En Indre-et-Loire, seule la maison de santé de Ligueil pratique la télémédecine. Un domaine destiné à lutter contre les déserts médicaux, qui a du mal à se développer car il faut du temps et convaincre les médecins généralistes.

Image d'illustration / Séance de télémédecine dans une résidence seniors
Image d'illustration / Séance de télémédecine dans une résidence seniors © Maxppp - Guillaume Bonnefont/IP3/Maxppp

Indre-et-Loire, France

Dans une tribune publiée dimanche par le journal Le Parisien, des maires ruraux et un médecin réclament un développement de la télémédecine « pour garantir une offre de soin de qualité pour les 22 millions de ruraux ».  Parmi ces signataires, on trouve Guy de Brantes, maire de  Les Hermites et président des maires ruraux d'Indre-et-Loire. Il faut dire que le remboursement des consultations par internet, lancé il y a un an, a du mal à convaincre. Seuls 60.000 actes ont été facturés selon l'Assurance Maladie, c'est 8 fois moins que ce qui était prévu. Par ailleurs, seuls 2.000 médecins français affirment avoir changé leur pratique.  Dans une tribune, des élus locaux appellent donc à faire de la télémédecine une priorité pour lutter contre les déserts médicaux.  Selon Guy de Brantes, il existe deux freins au développement de la télémédecine.
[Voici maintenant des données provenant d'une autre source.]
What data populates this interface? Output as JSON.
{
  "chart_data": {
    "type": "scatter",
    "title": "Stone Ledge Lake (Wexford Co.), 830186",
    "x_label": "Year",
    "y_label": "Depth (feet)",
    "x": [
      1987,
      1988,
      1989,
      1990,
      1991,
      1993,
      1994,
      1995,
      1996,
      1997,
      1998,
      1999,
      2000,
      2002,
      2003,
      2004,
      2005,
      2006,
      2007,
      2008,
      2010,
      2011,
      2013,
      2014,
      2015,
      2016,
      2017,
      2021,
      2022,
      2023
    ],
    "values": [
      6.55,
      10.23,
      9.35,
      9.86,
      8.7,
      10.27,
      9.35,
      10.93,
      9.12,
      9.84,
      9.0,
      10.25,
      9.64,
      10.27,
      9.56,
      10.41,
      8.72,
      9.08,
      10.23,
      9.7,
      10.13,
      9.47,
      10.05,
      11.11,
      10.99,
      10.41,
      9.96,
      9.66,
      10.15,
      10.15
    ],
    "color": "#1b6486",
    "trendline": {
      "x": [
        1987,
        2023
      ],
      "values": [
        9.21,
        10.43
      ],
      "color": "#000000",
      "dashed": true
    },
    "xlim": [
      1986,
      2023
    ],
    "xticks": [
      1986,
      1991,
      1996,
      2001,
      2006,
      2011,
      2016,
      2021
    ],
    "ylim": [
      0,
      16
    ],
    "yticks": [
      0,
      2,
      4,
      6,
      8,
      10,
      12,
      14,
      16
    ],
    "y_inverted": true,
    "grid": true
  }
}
D'une part le coût de la cabine, environ 50.000 euros, et avoir le très haut débit.  Et puis il y a une révolution psychologique à la fois du côté des praticiens, et des patients. Il faut dépasser la vision d'une consultation traditionnelle. Là vous devez rentrer dans la cabinet, insérer votre carte vitale. C'est aussi ça la médecine française

C'est beaucoup de temps et d'implication pour les médecins généralistes.
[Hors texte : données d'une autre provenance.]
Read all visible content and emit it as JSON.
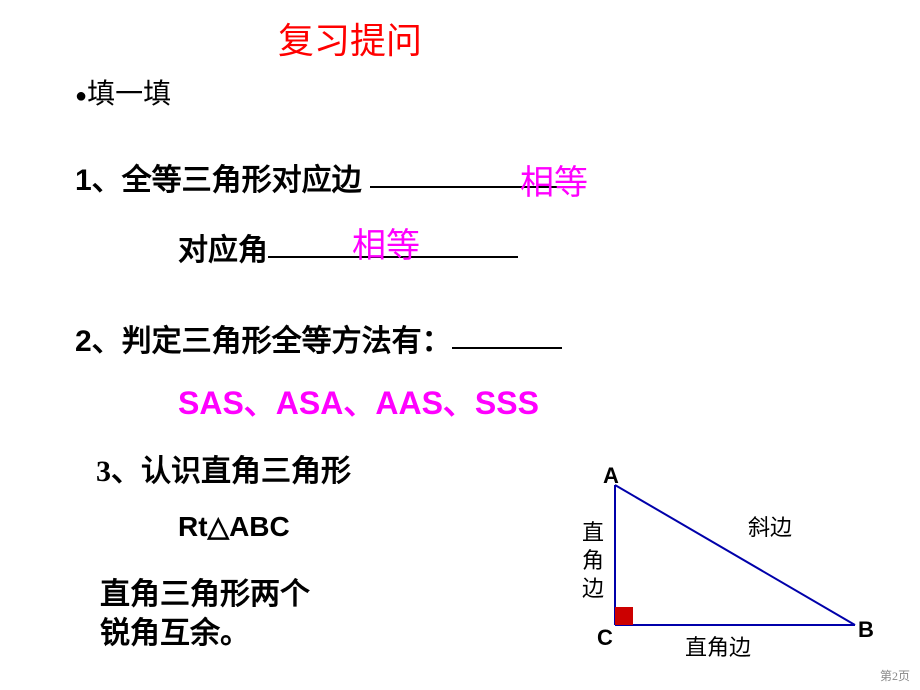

De son côté, l'Agence Régionale de Santé (ARS) qui assure depuis des années la promotion de la télémédecine et de la téléconsultation, reconnait qu'il y a encore des freins qui peuvent pénaliser le développement de cette pratique de la médecine.  Pour les téléconsultations,  Sabine Dupont, directrice de l’offre sanitaire à l’ARS, explique que des règles ont été données pour qu'à la première consultation, le médecin ait vu le patient. Les médecins doivent aussi se trouver dans le même département pour être remboursés. Des contraintes que soulèvent ces élus pour lesquelles des réflexions sont en cours. 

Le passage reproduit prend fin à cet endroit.